Contours du jour qui vient

L'ouvrage:
Le Mboasu est ravagé par la guerre. Le père de Musango est mort. À l'instar d'autres parents pauvres et désoeuvrés, sa mère la chasse, la disant possédée du démon. La fillette, enlevée et vendue à des proxénètes, devra lutter pour survivre et gagner sa liberté.

Critique:
À travers son histoire en forme de parcours initiatique, c'est celle de son pays que raconte Musango. En effet, elle s'efface beaucoup, et semble, le plus souvent, n'être que le réceptacle d'événements qu'elle doit raconter au lecteur afin qu'il sache les superstitions, l'endoctrinement, la façon dont certains abusent de leur pouvoir. C'est ce qui fait, je pense, que ce livre a été apprécié. Cependant, cela m'a gênée. Pour moi, Musango s'efface trop. Bien sûr, elle parle d'elle-même, de ses souffrances, de sa combattivité, mais j'ai eu du mal à l'impliquer dans ce qu'elle raconte.
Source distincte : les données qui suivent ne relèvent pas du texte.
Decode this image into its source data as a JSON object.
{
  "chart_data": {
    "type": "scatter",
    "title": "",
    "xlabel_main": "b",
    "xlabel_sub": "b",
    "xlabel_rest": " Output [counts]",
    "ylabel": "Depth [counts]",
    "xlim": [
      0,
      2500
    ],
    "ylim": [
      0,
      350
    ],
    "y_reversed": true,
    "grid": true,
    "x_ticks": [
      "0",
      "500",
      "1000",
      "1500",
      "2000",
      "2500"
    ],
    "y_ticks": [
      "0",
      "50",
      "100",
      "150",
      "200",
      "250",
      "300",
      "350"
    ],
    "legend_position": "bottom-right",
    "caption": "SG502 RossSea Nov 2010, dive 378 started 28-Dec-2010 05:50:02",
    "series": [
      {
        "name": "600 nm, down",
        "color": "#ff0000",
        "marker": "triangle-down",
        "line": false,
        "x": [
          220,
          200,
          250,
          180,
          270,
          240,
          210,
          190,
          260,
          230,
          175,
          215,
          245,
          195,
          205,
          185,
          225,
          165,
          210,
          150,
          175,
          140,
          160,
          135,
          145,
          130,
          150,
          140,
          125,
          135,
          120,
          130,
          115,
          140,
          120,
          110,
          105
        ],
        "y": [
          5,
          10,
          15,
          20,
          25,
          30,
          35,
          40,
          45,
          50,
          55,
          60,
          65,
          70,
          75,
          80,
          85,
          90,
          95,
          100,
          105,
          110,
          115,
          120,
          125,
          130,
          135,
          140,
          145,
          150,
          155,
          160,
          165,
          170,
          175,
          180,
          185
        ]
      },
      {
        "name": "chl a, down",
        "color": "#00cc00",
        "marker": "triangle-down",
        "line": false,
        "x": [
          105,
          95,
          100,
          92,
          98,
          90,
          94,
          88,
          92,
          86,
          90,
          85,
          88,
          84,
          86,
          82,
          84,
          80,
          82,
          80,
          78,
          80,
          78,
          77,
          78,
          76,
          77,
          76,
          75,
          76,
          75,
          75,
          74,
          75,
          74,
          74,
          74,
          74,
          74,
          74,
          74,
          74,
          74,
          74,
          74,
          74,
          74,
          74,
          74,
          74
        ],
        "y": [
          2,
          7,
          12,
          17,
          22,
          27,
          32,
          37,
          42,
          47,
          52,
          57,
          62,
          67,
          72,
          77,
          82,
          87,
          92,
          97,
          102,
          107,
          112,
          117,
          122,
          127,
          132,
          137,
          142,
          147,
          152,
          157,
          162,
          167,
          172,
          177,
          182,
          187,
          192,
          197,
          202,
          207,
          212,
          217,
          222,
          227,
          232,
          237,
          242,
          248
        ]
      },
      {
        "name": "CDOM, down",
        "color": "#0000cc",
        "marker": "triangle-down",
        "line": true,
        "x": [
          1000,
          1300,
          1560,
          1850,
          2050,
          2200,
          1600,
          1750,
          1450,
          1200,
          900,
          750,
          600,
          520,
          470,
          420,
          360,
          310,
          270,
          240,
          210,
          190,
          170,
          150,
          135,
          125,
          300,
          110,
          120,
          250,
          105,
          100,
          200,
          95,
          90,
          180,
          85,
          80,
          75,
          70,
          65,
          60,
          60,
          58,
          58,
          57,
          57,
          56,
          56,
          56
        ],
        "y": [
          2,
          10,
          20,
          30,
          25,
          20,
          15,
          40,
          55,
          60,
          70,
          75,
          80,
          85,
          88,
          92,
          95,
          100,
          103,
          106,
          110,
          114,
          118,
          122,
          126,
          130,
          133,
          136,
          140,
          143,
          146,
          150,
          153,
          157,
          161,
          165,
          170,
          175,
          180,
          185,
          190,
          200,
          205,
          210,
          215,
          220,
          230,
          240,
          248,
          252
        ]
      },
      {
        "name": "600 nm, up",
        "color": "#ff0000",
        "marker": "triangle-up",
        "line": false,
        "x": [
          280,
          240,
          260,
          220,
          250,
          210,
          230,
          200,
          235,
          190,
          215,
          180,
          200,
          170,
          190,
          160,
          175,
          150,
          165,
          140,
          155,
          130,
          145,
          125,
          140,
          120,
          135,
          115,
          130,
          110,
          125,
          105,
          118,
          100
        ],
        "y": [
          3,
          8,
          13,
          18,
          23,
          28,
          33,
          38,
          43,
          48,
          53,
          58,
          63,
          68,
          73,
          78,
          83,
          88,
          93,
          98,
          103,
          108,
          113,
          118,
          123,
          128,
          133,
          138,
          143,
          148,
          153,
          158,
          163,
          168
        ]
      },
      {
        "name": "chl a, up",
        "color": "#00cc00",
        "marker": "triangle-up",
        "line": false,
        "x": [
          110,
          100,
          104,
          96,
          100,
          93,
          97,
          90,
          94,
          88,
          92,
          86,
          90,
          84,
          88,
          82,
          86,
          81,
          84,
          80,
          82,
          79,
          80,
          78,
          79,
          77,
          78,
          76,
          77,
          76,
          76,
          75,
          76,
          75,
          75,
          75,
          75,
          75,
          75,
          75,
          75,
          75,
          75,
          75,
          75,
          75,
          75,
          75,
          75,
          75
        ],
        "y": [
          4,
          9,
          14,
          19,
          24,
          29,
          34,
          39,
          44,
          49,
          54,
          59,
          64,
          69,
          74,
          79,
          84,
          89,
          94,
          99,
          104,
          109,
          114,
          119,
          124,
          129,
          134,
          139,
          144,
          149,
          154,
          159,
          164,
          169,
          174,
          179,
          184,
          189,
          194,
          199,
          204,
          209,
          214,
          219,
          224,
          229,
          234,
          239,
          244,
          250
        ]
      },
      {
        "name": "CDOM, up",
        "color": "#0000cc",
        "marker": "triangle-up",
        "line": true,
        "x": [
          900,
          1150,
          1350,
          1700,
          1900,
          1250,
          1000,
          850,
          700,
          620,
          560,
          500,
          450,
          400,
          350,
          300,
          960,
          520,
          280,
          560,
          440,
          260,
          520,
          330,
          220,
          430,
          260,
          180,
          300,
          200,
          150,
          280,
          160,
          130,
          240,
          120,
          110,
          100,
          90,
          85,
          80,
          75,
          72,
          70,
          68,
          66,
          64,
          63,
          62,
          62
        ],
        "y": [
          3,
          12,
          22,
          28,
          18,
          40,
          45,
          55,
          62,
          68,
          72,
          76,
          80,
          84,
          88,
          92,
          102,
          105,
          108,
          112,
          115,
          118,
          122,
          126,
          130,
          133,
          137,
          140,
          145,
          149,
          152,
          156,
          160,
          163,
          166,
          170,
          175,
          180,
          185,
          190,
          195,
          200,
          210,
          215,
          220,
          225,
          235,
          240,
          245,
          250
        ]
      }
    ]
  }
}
Il m'a semblé qu'elle était davantage journaliste, spectatrice, que réellement impliquée. Cela tient d'abord au fait qu'elle raconte en prenant de la distance. On ne sait pas toujours ce qu'elle ressent. On sait qu'elle n'aime pas ce qu'elle vit (c'est normal et logique), et qu'elle réfléchit beaucoup quant à sa mère pour qui elle a des sentiments ambigus. On dirait un peu un documentaire dans lequel Léonora Miano a inséré un personnage, et lui a inventé quelques réactions à la va-vite afin de le faire passer pour un roman. Je n'ai pas vraiment pu m'attacher à Musango, même si c'est un personnage admirable, parce qu'elle n'est pas crédible.
Ce n'est qu'à la fin que la fillette, cherchant à retracer l'histoire de sa mère, en apprenant davantage sur sa famille, a su m'émouvoir, devenant quelqu'un qui ressent, qui a un passé, une généalogie.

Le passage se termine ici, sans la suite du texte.